Despite improvements in SOX and auditing technology in recent decades, costs keep going up. The survey found that for companies that are beyond their second year of SOX compliance, average annual costs for SOX compliance rose 18% from 2021 to 2022. Thirty percent of surveyed companies beyond their second year of SOX compliance spent over $2 million in their most recent fiscal year, compared to 24% the previous year. 

“Today internal audit and finance leaders have a menu of options available to innovate and streamline their SOX compliance programs and lessen internal burdens, from technology tools that support automation, provide workflow capabilities and support document management, to alternative delivery models, such as centers of excellence managed internally or by an external outsourcing partner,” said Andrew Struthers-Kennedy, a Protiviti managing director and global leader of the firm’s internal audit and financial advisory practice, in a statement. “The ongoing war for talent underscores the urgency for internal audit leaders to explore the staffing and retention advantages that alternative service delivery models can yield. Delivery center organizational structures offer internal audit teams the ability to focus on strategic contributions and avoid burnout and turnover related to certain repetitive and routine SOX program activities.”

For an organization with 200 controls, a reduction of one hour in, for example, testing for operating control effectiveness can save 200 person hours and lead to significant benefits in effectiveness and population coverage, according to Protiviti. 

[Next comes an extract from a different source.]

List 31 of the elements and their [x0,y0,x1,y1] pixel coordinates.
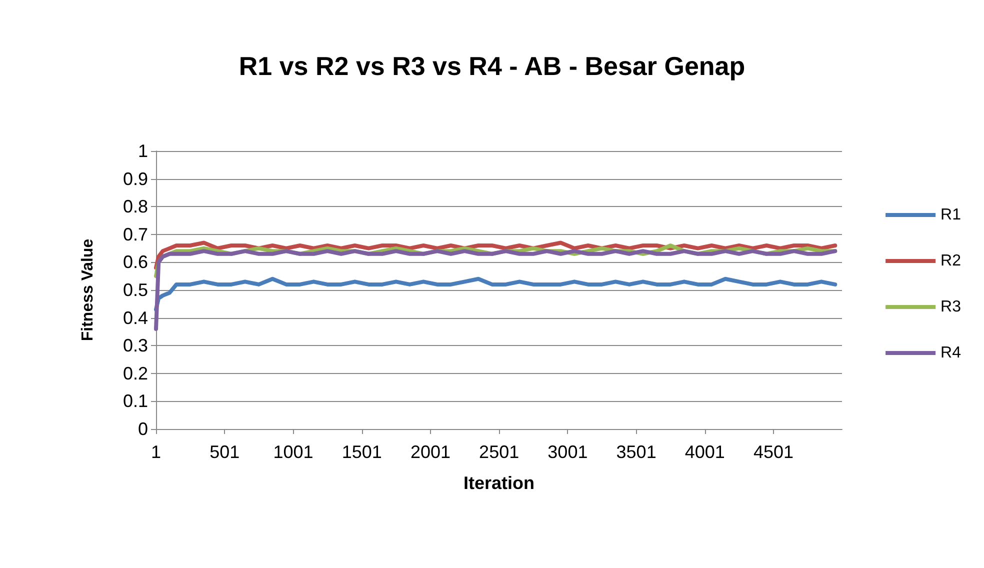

Companies are turning to technology to try to make the process more efficient, with 54% of surveyed companies leveraging audit management and governance, risk and compliance (GRC) technology, while two out of five organizations are using data analytics and visualization platforms. One in three are employing segregation of duties analysis tools and continuous monitoring. But technology is only being used in about one out of four of their overall SOX compliance efforts on average.